2.2.6 Linking Datasets
Contents
2.2.6 Linking Datasets¶
Data linking is the process of joining datasets together. Datasets can be useful on their own but bringing them together can unlock new insights.
Discussion
When might this be helpful? Can you think of any examples where joining datasets might help us unlock additional insights?
Impact on Privacy¶
Before we link datasets together, we should consider the impact on privacy of doing so. There can be an increased risk of identification of a person/entity when two datasets are linked.
How to Link¶
The most straightforward way to link datasets is by a deterministic, rules-based linkage, where records are linked if a specific set of identifiers match. When working with tabular datasets we will often see this accomplished with a join operation.
Joining in Pandas¶
Pandas allows for database-style joins. If you have experience of SQL,
you’ll be familiar with the terminology of left/right/inner/outer etc.
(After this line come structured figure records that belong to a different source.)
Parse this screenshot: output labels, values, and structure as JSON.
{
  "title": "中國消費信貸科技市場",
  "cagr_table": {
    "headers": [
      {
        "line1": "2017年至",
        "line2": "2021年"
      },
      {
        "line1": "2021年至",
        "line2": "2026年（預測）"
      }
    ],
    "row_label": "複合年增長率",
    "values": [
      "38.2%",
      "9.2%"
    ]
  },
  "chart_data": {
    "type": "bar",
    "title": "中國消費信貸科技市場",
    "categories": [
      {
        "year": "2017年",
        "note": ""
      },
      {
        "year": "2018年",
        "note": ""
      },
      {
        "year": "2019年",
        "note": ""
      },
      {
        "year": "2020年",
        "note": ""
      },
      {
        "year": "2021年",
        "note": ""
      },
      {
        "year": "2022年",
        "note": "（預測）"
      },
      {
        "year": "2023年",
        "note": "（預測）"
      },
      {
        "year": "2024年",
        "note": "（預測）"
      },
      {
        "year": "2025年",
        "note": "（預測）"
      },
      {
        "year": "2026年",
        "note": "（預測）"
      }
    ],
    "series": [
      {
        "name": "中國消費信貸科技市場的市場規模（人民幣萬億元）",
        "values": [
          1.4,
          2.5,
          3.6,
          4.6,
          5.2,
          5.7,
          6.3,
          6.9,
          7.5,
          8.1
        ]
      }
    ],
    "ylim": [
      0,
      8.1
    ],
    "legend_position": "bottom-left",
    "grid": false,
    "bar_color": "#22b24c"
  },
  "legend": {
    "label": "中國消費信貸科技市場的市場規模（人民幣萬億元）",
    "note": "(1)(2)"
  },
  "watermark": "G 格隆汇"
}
joins. Pandas makes these join types (or similar) available in the
Pandas API via pd.merge
and provides a comprehensive summary of joins
in the
docs.
Here, for demonstration, we will give an example using a simple left
join, similar to a LEFT OUTER
join in SQL.
import pandas as pd
df1 = pd.DataFrame({'some_id': ['foo', 'bar', 'zop'], 'a': [0,1,2]})
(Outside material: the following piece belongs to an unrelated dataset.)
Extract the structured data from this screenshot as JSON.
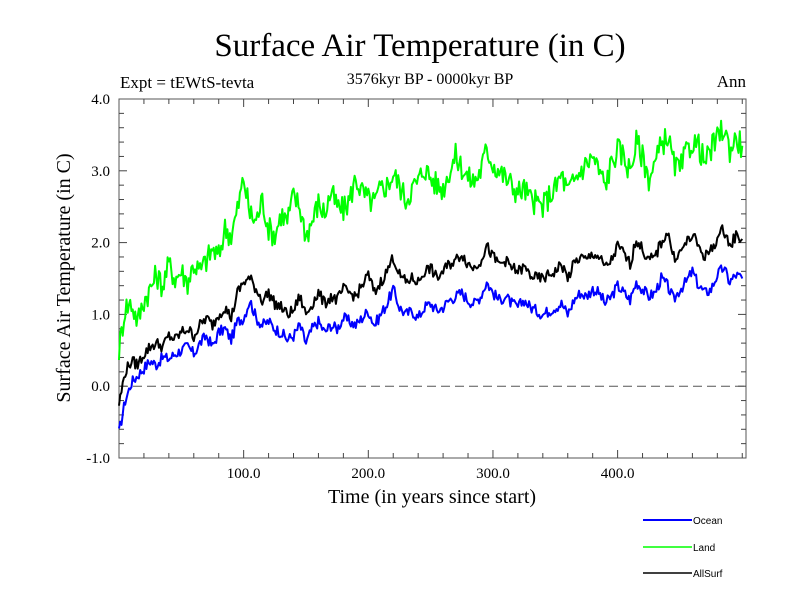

df2 = pd.DataFrame({'some_id': ['foo', 'bar', 'baz'], 'b': [3, 4,5]})
print("df1")
display(df1)
print("df2")
display(df2)
df1
some_id | a | |
---|---|---|
0 | foo | 0 |
1 | bar | 1 |
2 | zop | 2 |
df2
some_id | b | |
---|---|---|
0 | foo | 3 |
1 | bar | 4 |
2 | baz | 5 |
note that df1
contains the key 'zop'
that is not contained in df2
and that df2
contains the key 'baz'
that is not contained in df1
.
The other two keys ('foo', 'bar'
) are contained in both DataFrames.
result = pd.merge(left=df1, right=df2, how="left", on="some_id")
display(result)
some_id | a | b | |
---|---|---|---|
0 | foo | 0 | 3.0 |
1 | bar | 1 | 4.0 |
2 | zop | 2 | NaN |
the data for 'baz'
has been dropped after this join as it only
appeared on the ‘right’ side. The how='left'
join only uses keys from
the left frame. Meanwhile, the entry for column 'b'
is null for key
'zop'
.
Different scenarios will require different join types, read the docs carefully!
Probabilistic Matching¶
If we don’t have a set of common identifiers, we may wish to use probabilistic matching.
Probabilistic matching calculates a matching score between two records. Typically, this is done by comparing several field values and assigning a weight to each depending on how closely they match.
Details of probabilistic matching approaches are, unfortunately, beyond the scope of this course.